Was in der Hotellerie und im Flugverkehr gut funktioniert, wird nun auch in der Gastronomie getestet: dynamische Preise. Mal mit mehr, mal mit weniger Erfolg.
Seit fast zwei Jahren arbeitet das Restaurant Moment in Bern ab und zu mit dynamischen Preisen. Heisst: Am Wochenende, wenn die Auslastung höher ist, steigt auch der Preis der Menüs. «Auch wir merken, dass vieles teurer geworden ist», sagt Inhaber Sven Stauffer. Daher musste man die Preise anpassen. «Den Preis generell für alle Menüs zu erhöhen, hinterliess bei uns aber einen fahlen Beigeschmack», so Stauffer. Daher habe man sich für dynamische Preise entschieden. Die Gäste werden über diese Preispolitik transparent auf der Speisekarte informiert. Trotzdem habe es bisher kaum Rückmeldungen gegeben. Ganzjährige dynamische Preise kommen für das «Moment» allerdings nicht infrage. In den umsatzstarken Jahreszeiten Herbst und Winter gilt ein Fixpreis. «Das Konzept Dynamic Pricing führen wir je nach Saison, Jahreszeit oder Event ein. Die Preise sollen für alle stimmen», so Stauffer.
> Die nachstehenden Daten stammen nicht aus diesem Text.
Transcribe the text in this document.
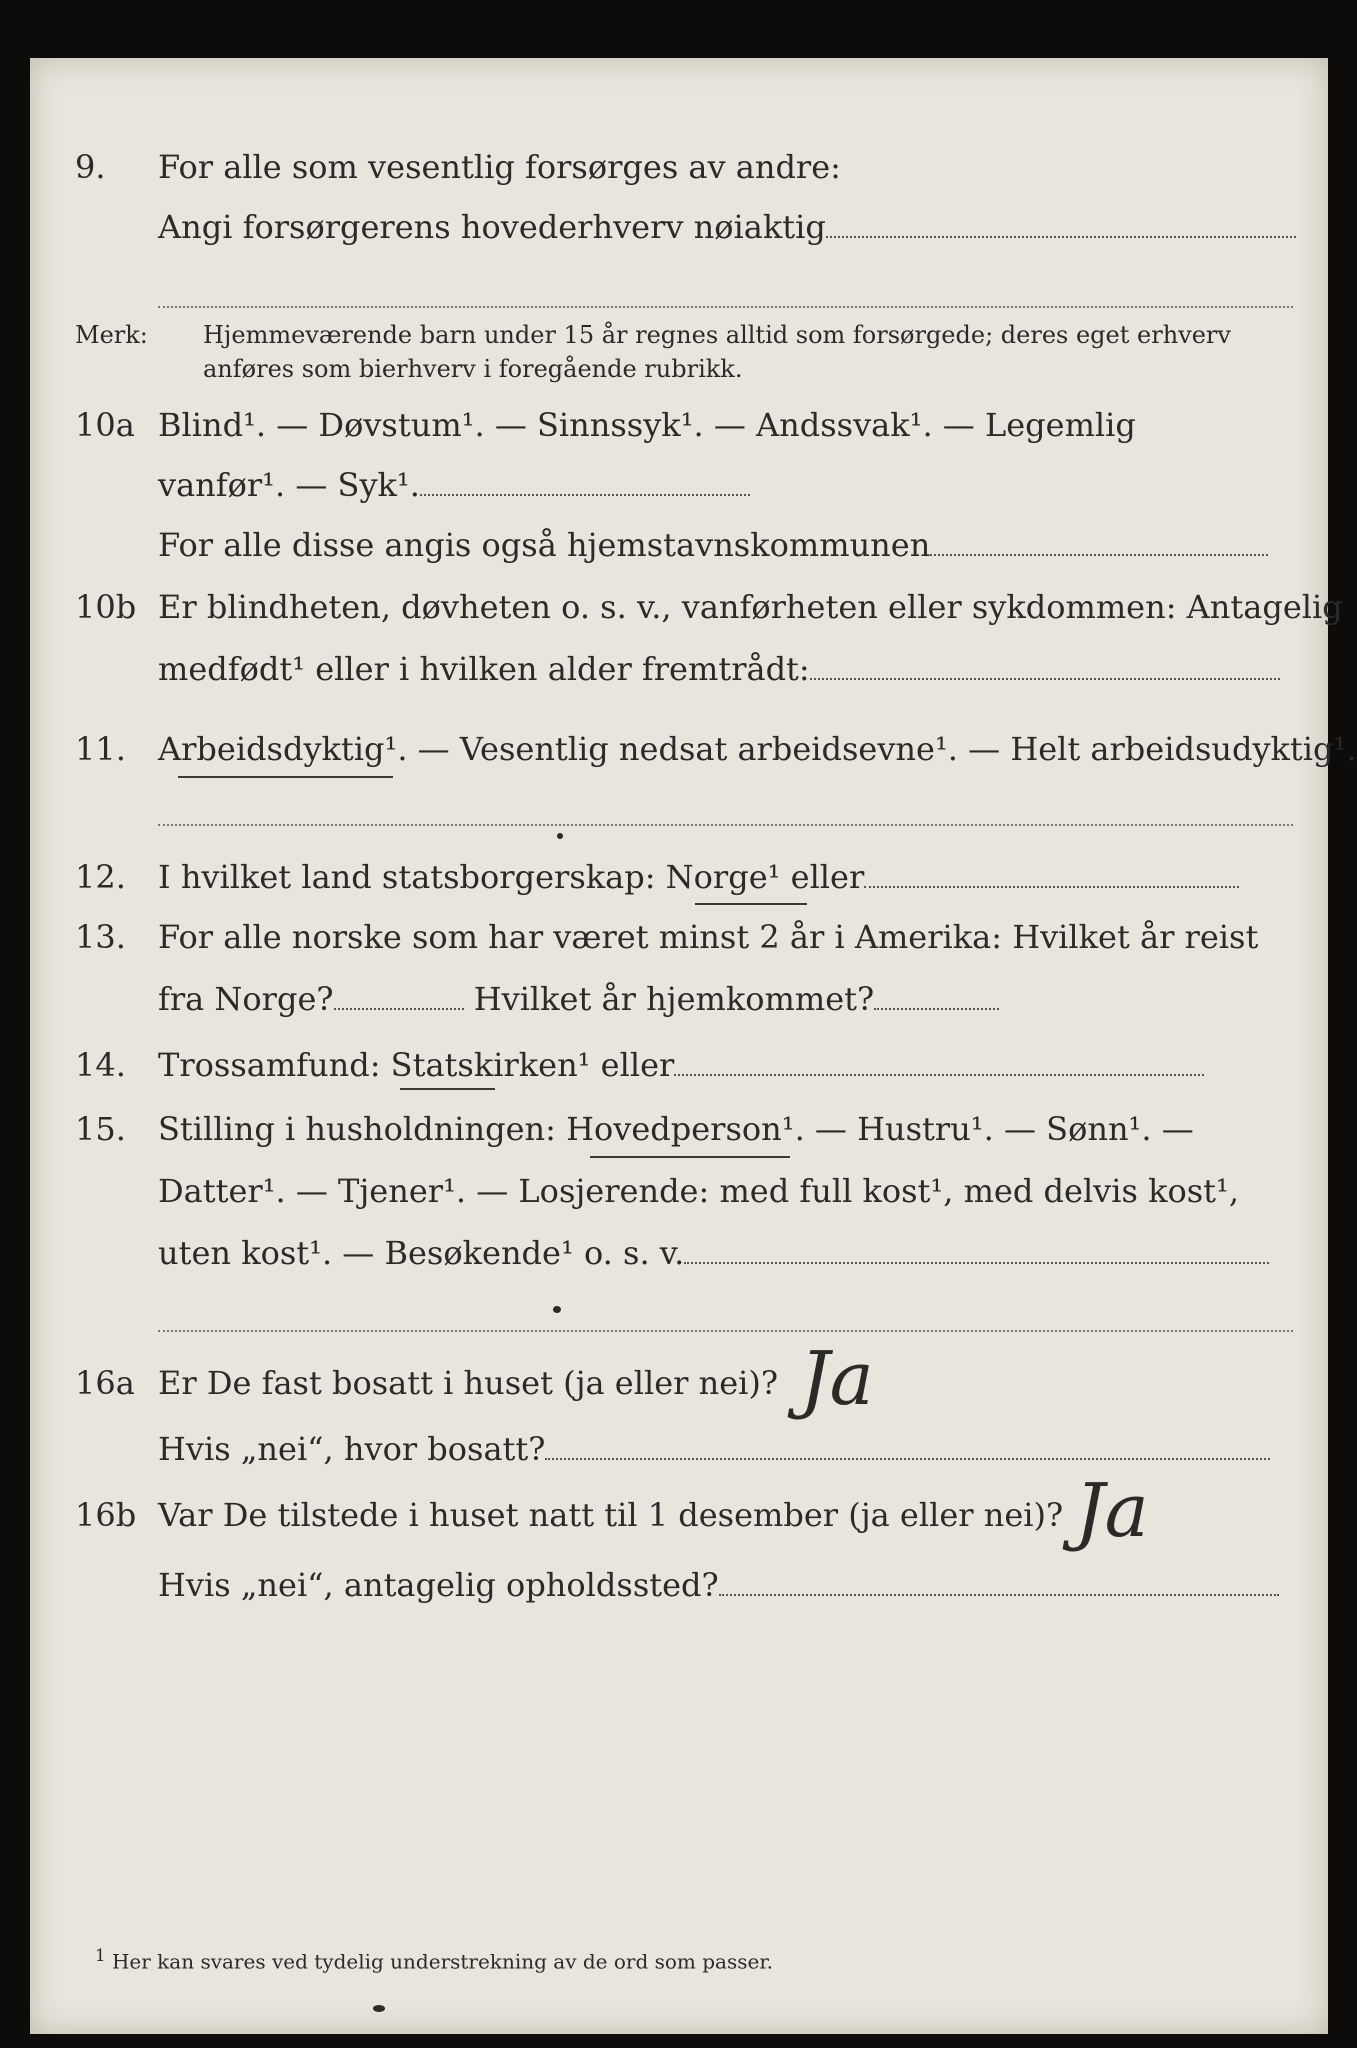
9. For alle som vesentlig forsørges av andre:
Angi forsørgerens hovederhverv nøiaktig
Merk: Hjemmeværende barn under 15 år regnes alltid som forsørgede; deres eget erhverv
anføres som bierhverv i foregående rubrikk.
10a Blind¹. — Døvstum¹. — Sinnssyk¹. — Andssvak¹. — Legemlig
vanfør¹. — Syk¹.
For alle disse angis også hjemstavnskommunen
10b Er blindheten, døvheten o. s. v., vanførheten eller sykdommen: Antagelig
medfødt¹ eller i hvilken alder fremtrådt:
11. Arbeidsdyktig¹. — Vesentlig nedsat arbeidsevne¹. — Helt arbeidsudyktig¹.
12. I hvilket land statsborgerskap: Norge¹ eller
13. For alle norske som har været minst 2 år i Amerika: Hvilket år reist
fra Norge?	Hvilket år hjemkommet?
14. Trossamfund: Statskirken¹ eller
15. Stilling i husholdningen: Hovedperson¹. — Hustru¹. — Sønn¹. —
Datter¹. — Tjener¹. — Losjerende: med full kost¹, med delvis kost¹,
uten kost¹. — Besøkende¹ o. s. v.
16a Er De fast bosatt i huset (ja eller nei)? Ja
Hvis „nei“, hvor bosatt?
16b Var De tilstede i huset natt til 1 desember (ja eller nei)? Ja
Hvis „nei“, antagelig opholdssted?
$^1$ Her kan svares ved tydelig understrekning av de ord som passer.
Wieder abgeschafft wurden die dynamischen Preise hingegen bei der Familie Wiesner Gastronomie. Mit dem neuen Modell wollte man die Nachfrage während weniger frequentierter Zeiten – vor dem Mittag sowie nachmittags – steigern.
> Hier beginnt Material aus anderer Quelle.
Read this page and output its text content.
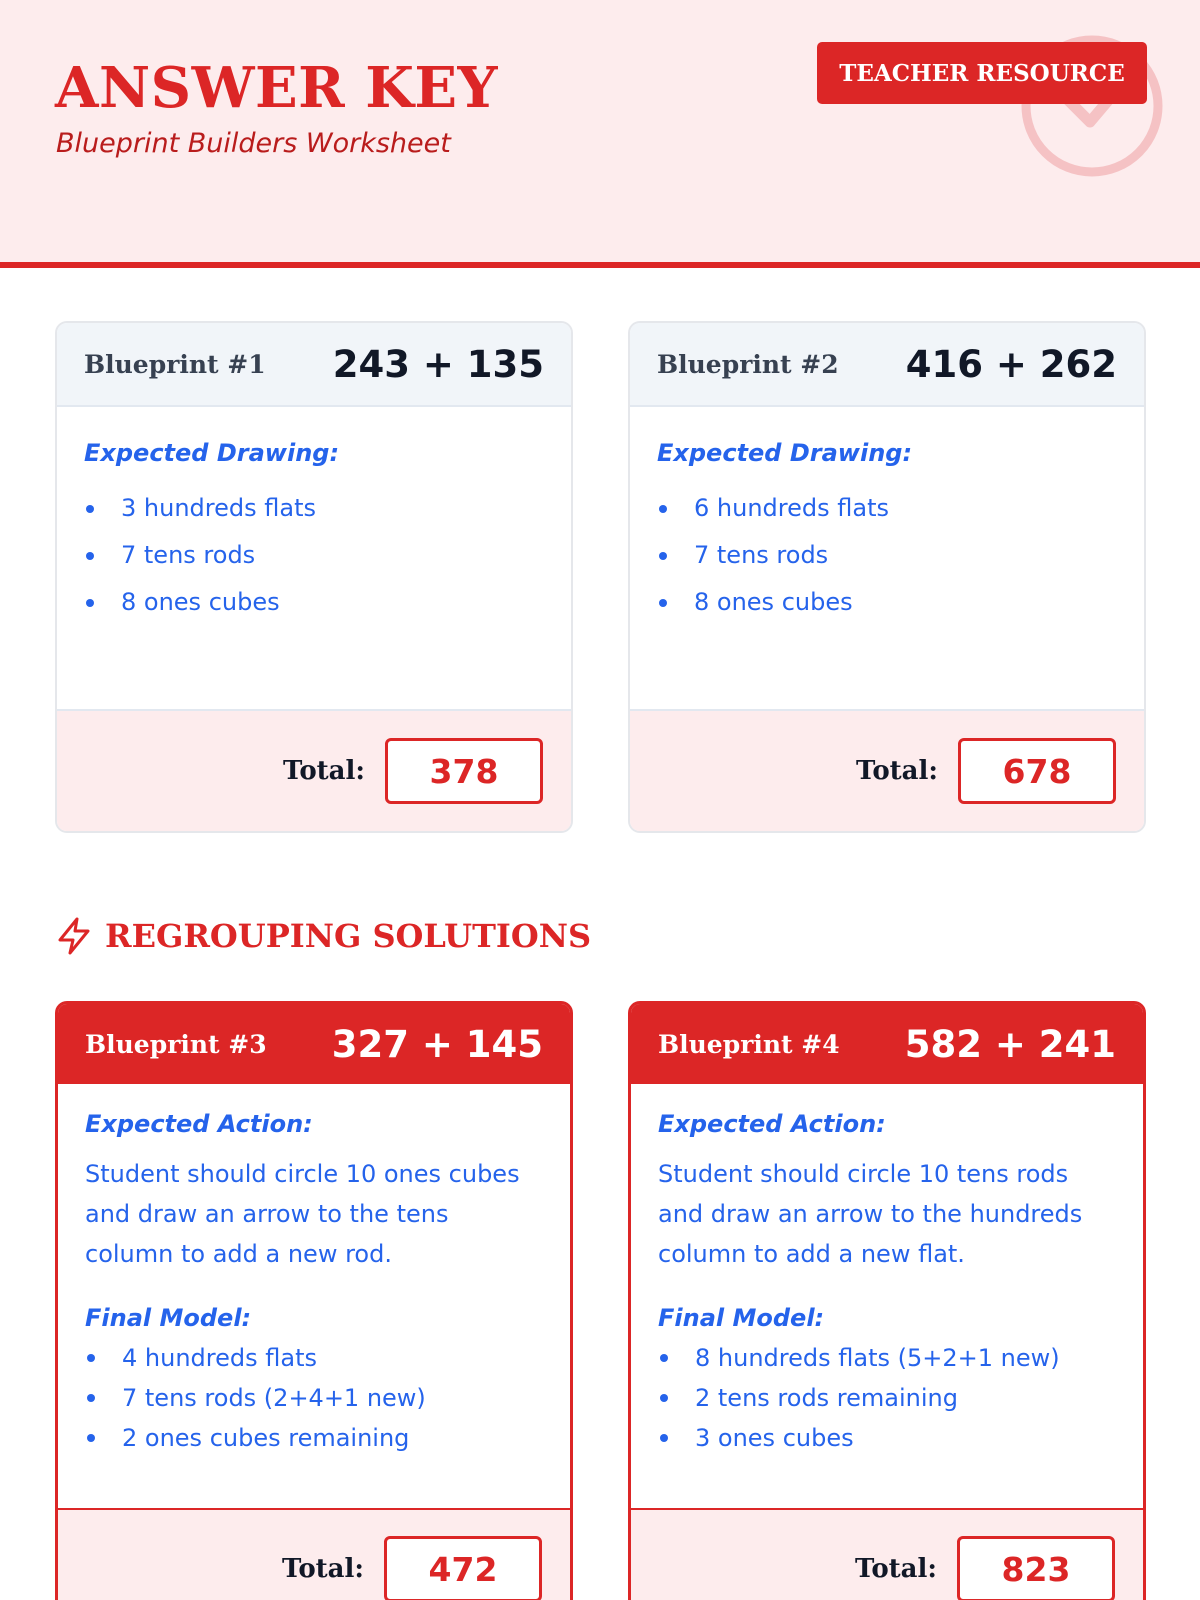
ANSWER KEY
Blueprint Builders Worksheet
TEACHER RESOURCE
Blueprint #1 243 + 135
Expected Drawing:
3 hundreds flats
7 tens rods
8 ones cubes
Total:	378
Blueprint #2 416 + 262
Expected Drawing:
6 hundreds flats
7 tens rods
8 ones cubes
Total:	678
REGROUPING SOLUTIONS
Blueprint #3 327 + 145
Expected Action:

Student should circle 10 ones cubes and draw an arrow to the tens column to add a new rod.

Final Model:
4 hundreds flats
7 tens rods (2+4+1 new)
2 ones cubes remaining
Total:	472
Blueprint #4 582 + 241
Expected Action:

Student should circle 10 tens rods and draw an arrow to the hundreds column to add a new flat.

Final Model:
8 hundreds flats (5+2+1 new)
2 tens rods remaining
3 ones cubes
Total:	823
Daniel Wiesner, Familie Wiesner Gastronomie
«Wir erhofften uns durch günstigere Preise für Online-Take-away und Delivery-Bestellungen, den Umsatz in diesen Randzeiten zu erhöhen», sagt Co-Geschäftsführer Daniel Wiesner. Allerdings habe man keinen merklichen Effekt auf den Umsatz bemerkt, weshalb das Preismodell wieder verworfen wurde. «Wir haben festgestellt, dass für diese Zeiten in der Schweiz kein grosses Bedürfnis besteht zu essen und daher die günstigeren Angebote wenig genutzt wurden», so Wiesner. Sein Fazit: Dynamisches Pricing scheint in der Gastronomie wenig erfolgreich zu sein, da es schwierig ist, das Essverhalten der Gäste in bestimmten Zeitfenstern zu ändern. «Zudem wird dynamisches Pricing in der Gastronomie möglicherweise noch nicht ausreichend verstanden oder geschätzt.» Komplett abgeschlossen hat Wiesner mit dem Konzept allerdings nicht: «Wir behalten das im Hinterkopf und verfolgen, was andere Gastronomen und Branchen weltweit machen.»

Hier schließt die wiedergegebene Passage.